How to mind map your academic work
Read our guidance on creating effective mind maps and find out how they can help you with your studies.
Using mind maps
Whether using mind maps to help kick-start your creative process or as a way to plan or revise an area of your academic work, mind mapping can be a great way of engaging all of your senses in your university work.
If you are someone who particularly enjoys learning or revising using pictures, symbols or colours instead of writing outlines of text, mind mapping might be ideal for you.
By putting all of the information about a topic or subtopic into one mind map, you have the benefit of seeing the bigger picture, whilst also being able to focus on the details and how they might fit together.
Mind maps can be used for almost anything. You could mind-map the content of a single lecture, a whole module or a particular theory in your field. You can even use them to help you revise for exams, by mind mapping your course notes or a past exam paper.
And the good news is you don't have to be Picasso to make a great mind map. All you need is a blank sheet of paper and some coloured pens to get started.
Mind mapping workshop: book hereWatch the Tips for Making an Effective Mind Map video (1:25 minutes)
Why mind maps work
The more areas of your brain are activated during learning, the easier it is to recall that information later.
By being creative, using different colours, non-linear layouts and drawings (artistic ability is not important – stick men are fine), you are activating a range of processing networks in your brain and making multiple connections between ideas.
This will help you reach that information more quickly when you try and remember it in an exam or when writing an essay.
Example mind maps (Google folder)
The mind mapping process
Step 1: The sun diagram
To help you get creative before you create your mind map, it's best to start with a sun diagram.
Here there is no censorship and no organisation – every relevant idea relating to your central topic is given its own spoke on the sun diagram and no idea is too crazy as long as it relates to your topic.
At this stage, don't try to link ideas together or create substructures of branches – each idea stands alone.
Step 2: The mind map
Now, all the creativity in your sun diagram can be brought into a more realistic and organised structure.
Start by building the main branches of your concept based upon how the items in your sun diagram can be grouped together.
Write along the lines, with thicker lines for the main areas and thinner lines for the subtopics that relate to these. Keep adding detail to each branch in smaller and smaller offshoots from your main branch.
You can make branches a strange shape and add pictures to illustrate your point – sometimes really terrible artwork can make your mind map even more memorable and unique.

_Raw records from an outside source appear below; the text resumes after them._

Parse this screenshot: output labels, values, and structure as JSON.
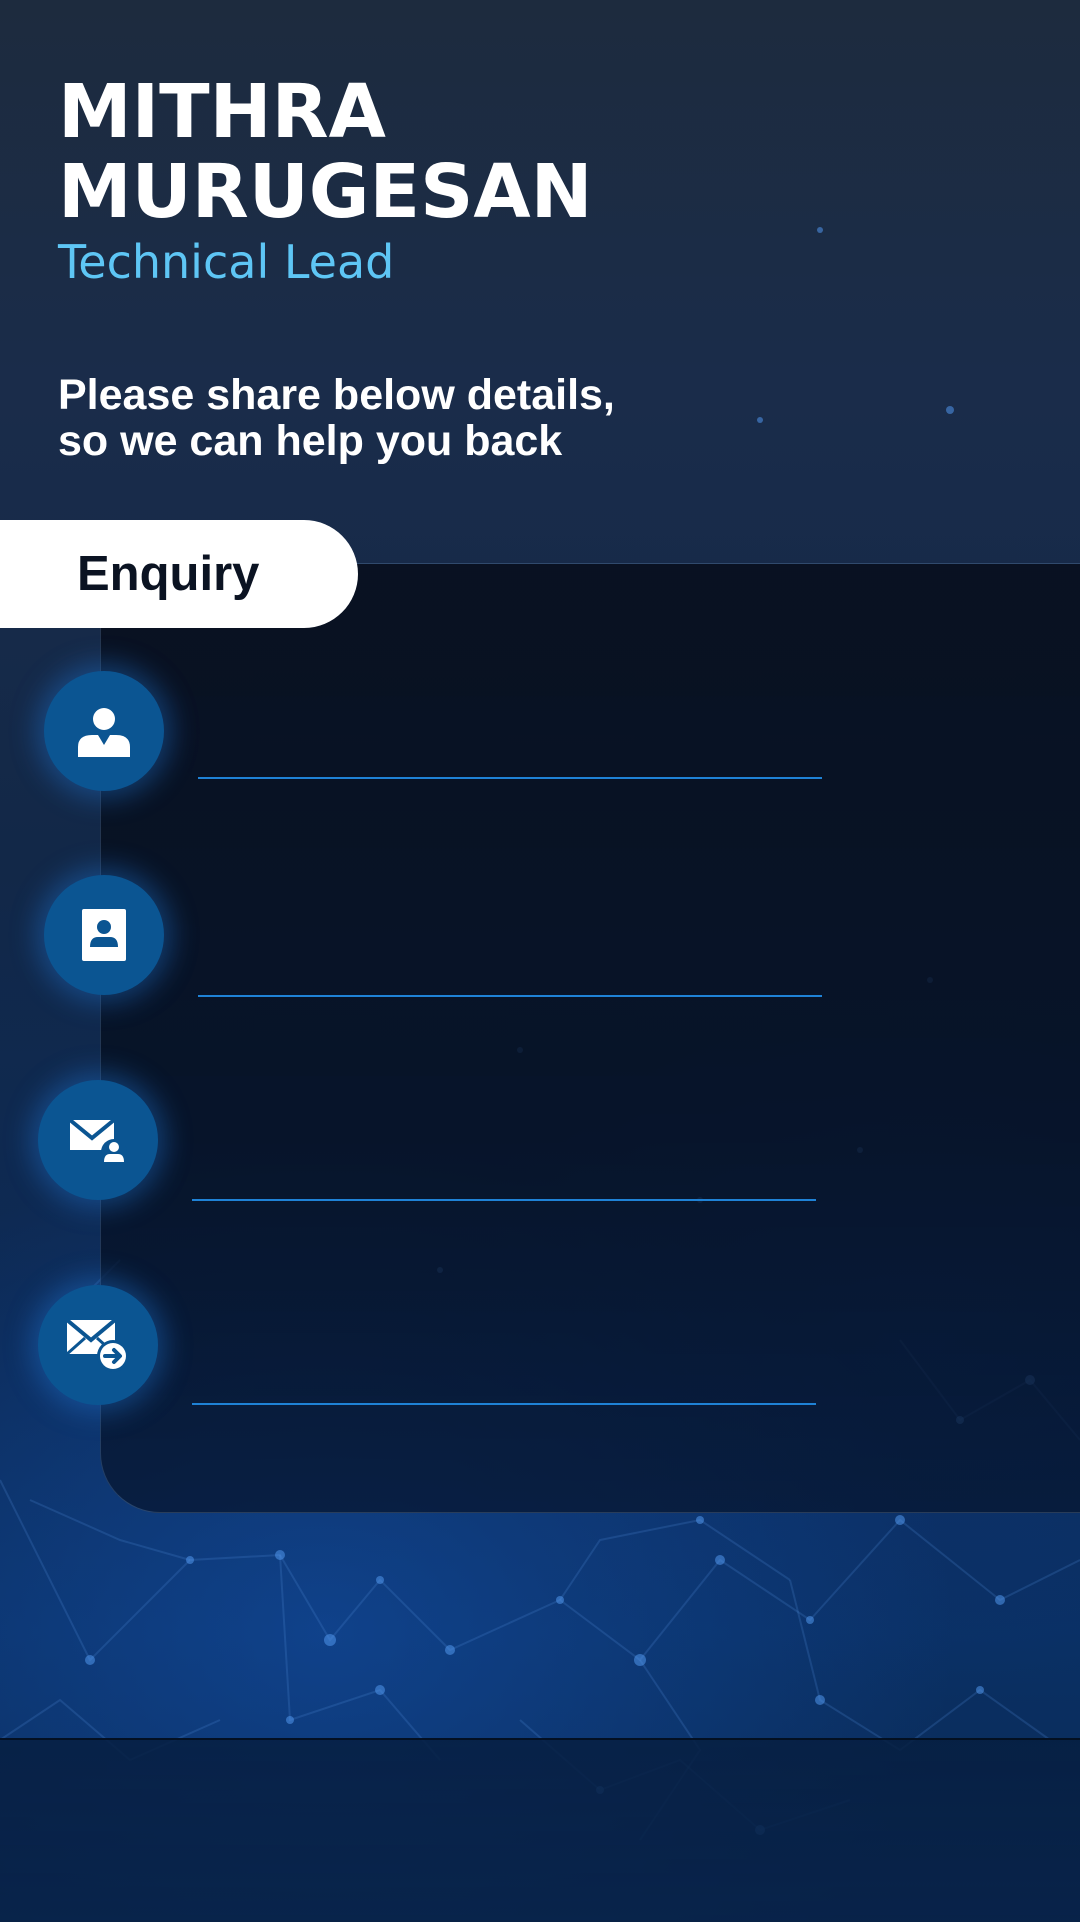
{
  "profile": {
    "first_name": "MITHRA",
    "last_name": "MURUGESAN",
    "role": "Technical Lead"
  },
  "intro": {
    "line1": "Please share below details,",
    "line2": "so we can help you back"
  },
  "form": {
    "tab_label": "Enquiry",
    "fields": [
      {
        "icon": "person-icon",
        "value": ""
      },
      {
        "icon": "contact-card-icon",
        "value": ""
      },
      {
        "icon": "email-user-icon",
        "value": ""
      },
      {
        "icon": "email-send-icon",
        "value": ""
      }
    ]
  },
  "colors": {
    "accent": "#5ec6f5",
    "icon_circle": "#0b5592",
    "underline": "#1f82d6",
    "tab_background": "#ffffff"
  }
}
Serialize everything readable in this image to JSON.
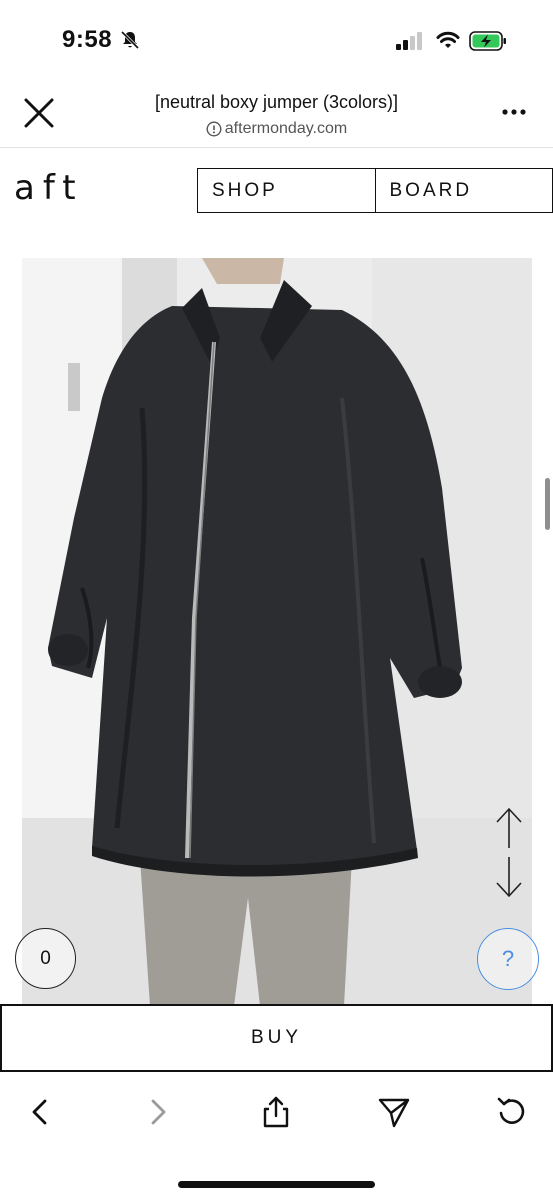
{
  "status_bar": {
    "time": "9:58",
    "icons": [
      "bell-slash-icon",
      "cellular-signal-icon",
      "wifi-icon",
      "battery-charging-icon"
    ]
  },
  "browser": {
    "title": "[neutral boxy jumper (3colors)]",
    "url": "aftermonday.com",
    "close_icon": "close-icon",
    "more_icon": "more-options-icon",
    "info_icon": "info-circle-icon"
  },
  "site": {
    "logo": "aft",
    "nav": [
      {
        "label": "SHOP"
      },
      {
        "label": "BOARD"
      }
    ]
  },
  "product": {
    "image_alt": "product-photo"
  },
  "floating": {
    "cart_count": "0",
    "help_label": "?",
    "scroll_up_icon": "arrow-up-icon",
    "scroll_down_icon": "arrow-down-icon"
  },
  "buy": {
    "label": "BUY"
  },
  "toolbar": {
    "items": [
      "back-icon",
      "forward-icon",
      "share-icon",
      "send-icon",
      "reload-icon"
    ]
  },
  "colors": {
    "accent_blue": "#4a8fe0",
    "battery_green": "#34c759",
    "text": "#111111"
  }
}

Once you have finished a mind map, or if you run out of room on the page, you can either stick on more pages around the edges or start a new mind map based upon one of your branches so that you can go into more detail – the back of old rolls of wallpaper are great for creating huge mind maps.
You can put yours on a wall or in a prominent place so that you keep revising the information it contains, you could even test yourself by trying to recreate that exact mind map from memory as revision.
Top Tips
- Use A3 landscape paper if possible to give you space to get creative.
- Use at least four different colours.
- Start in the centre of the page.
- Be bold and try to add pictures to each concept, especially the central topic.
- There are no rules so do what feels right and take time to review your mind map afterwards. How helpful is it as an aid to your academic work?
- Like any skills, mind mapping will take time to get used to, so don't worry if your first few are not perfect and take a while to complete.